Despite the weak report from U. Michigan on Friday and unsettling economic update from China on GDP and production on Monday, markets are busy pricing in even more high future inflation. The slide in long-dated Treasury yields last week was apparently a pullback, as the yields are back to local high 1.62% on Monday. There is a high chance of more selling on long-end of the yield curve with possible breakout of 10Y yields towards 1.65%, which in turn should propel USD gains:

The sharp upward move in 2Y bond yield on Monday draws particular attention – the bond yield, which primarily react to changes in expectations related to the Fed's policy (since the Central Bank predominantly controls short rates), rose by 4 bp at once. up to 0.446% - could be quite a profound review of Fed policy expectations:

Oil continues to trend higher, and in general, the "commodity supercycle ", as it was dubbed, does not seem to end. Buying pressure is being felt in other commodities as well, with the Bloomberg Commodities Price Index hitting a new high of 105.10 on Monday.

The dollar looks steady amid falling bonds, the US currency index is trading above 94 points.

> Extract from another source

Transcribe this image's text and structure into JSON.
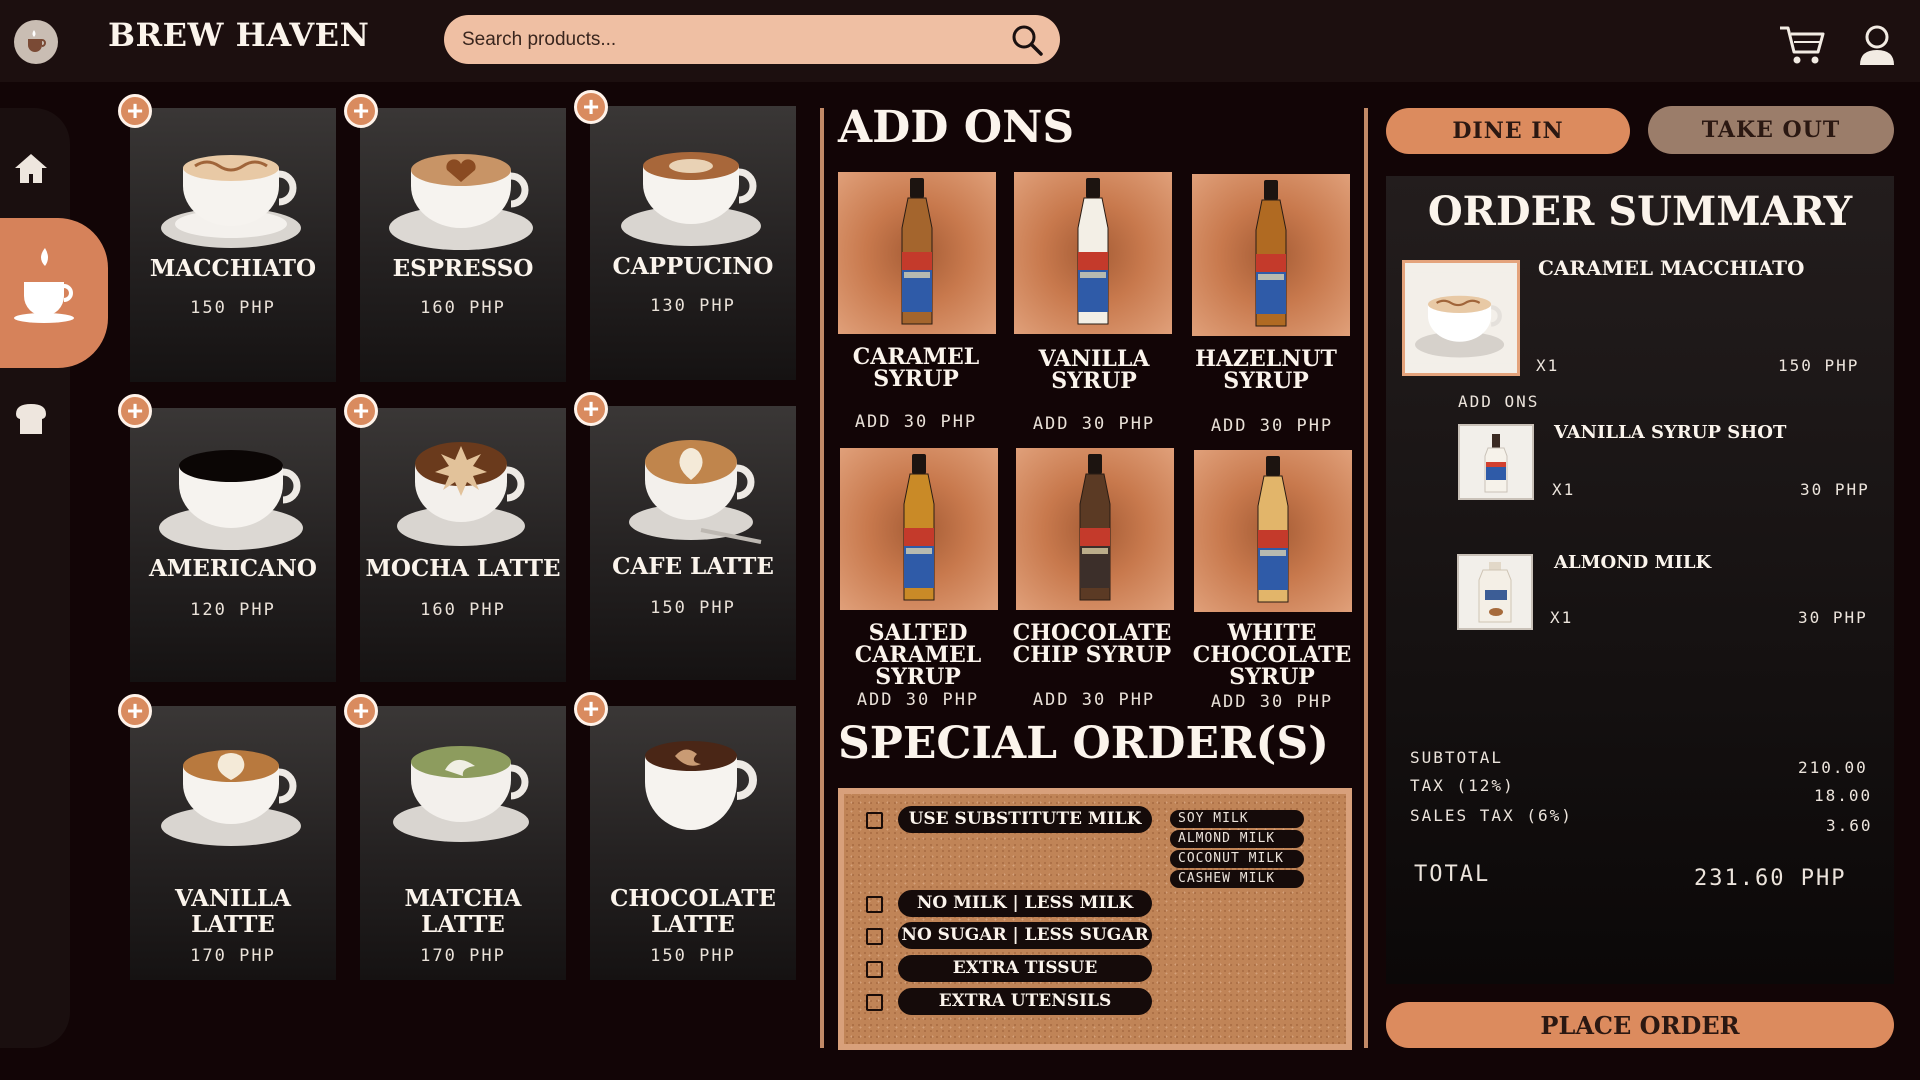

Risk assets were again under selling pressure amid growing bond yields. Under the influence of more and more signals about accelerating inflation, the markets are revising the pace of tightening of central banks' policies towards a higher one. First of all, this concerns the Fed, where some officials openly express fears that temporary inflation will turn into structural, therefore, the policy should be tightened.

Data on the Chinese economy on Monday fell short of expectations, with industrial production up 3.1% in September on an annualized basis, well below the 4.5% forecast. At the same time, retail sales exceeded the forecast, however, given the concerns of investors about the rise in raw materials prices, production data should be more worried about. The weakening of production growth rates may be the first wake-up call for the commodity market, which, as we can see, is at historic highs and has recently shown quite high growth rates.

When can we expect a correction in the commodity market? It may make sense to keep an eye on manufacturing PMI and manufacturing price indices in developed economies - a synchronous deterioration may indicate that high costs are forcing a revision of production plans downward, which will also affect the demand for commodities. However, first of all, the backlog times and delivery times sub-indices will need to be normalized in the PMI data. These supply-side constraints make a significant contribution to persistence of commodity inflation.

A chance for a rebound in EUR, GBP against the dollar may appear on Wednesday, when inflation data is released. They will clarify the chances that the Bank of England or the ECB will move to more aggressive tightening, which will take away the advantage of the dollar in the form of a growing differential in real rates.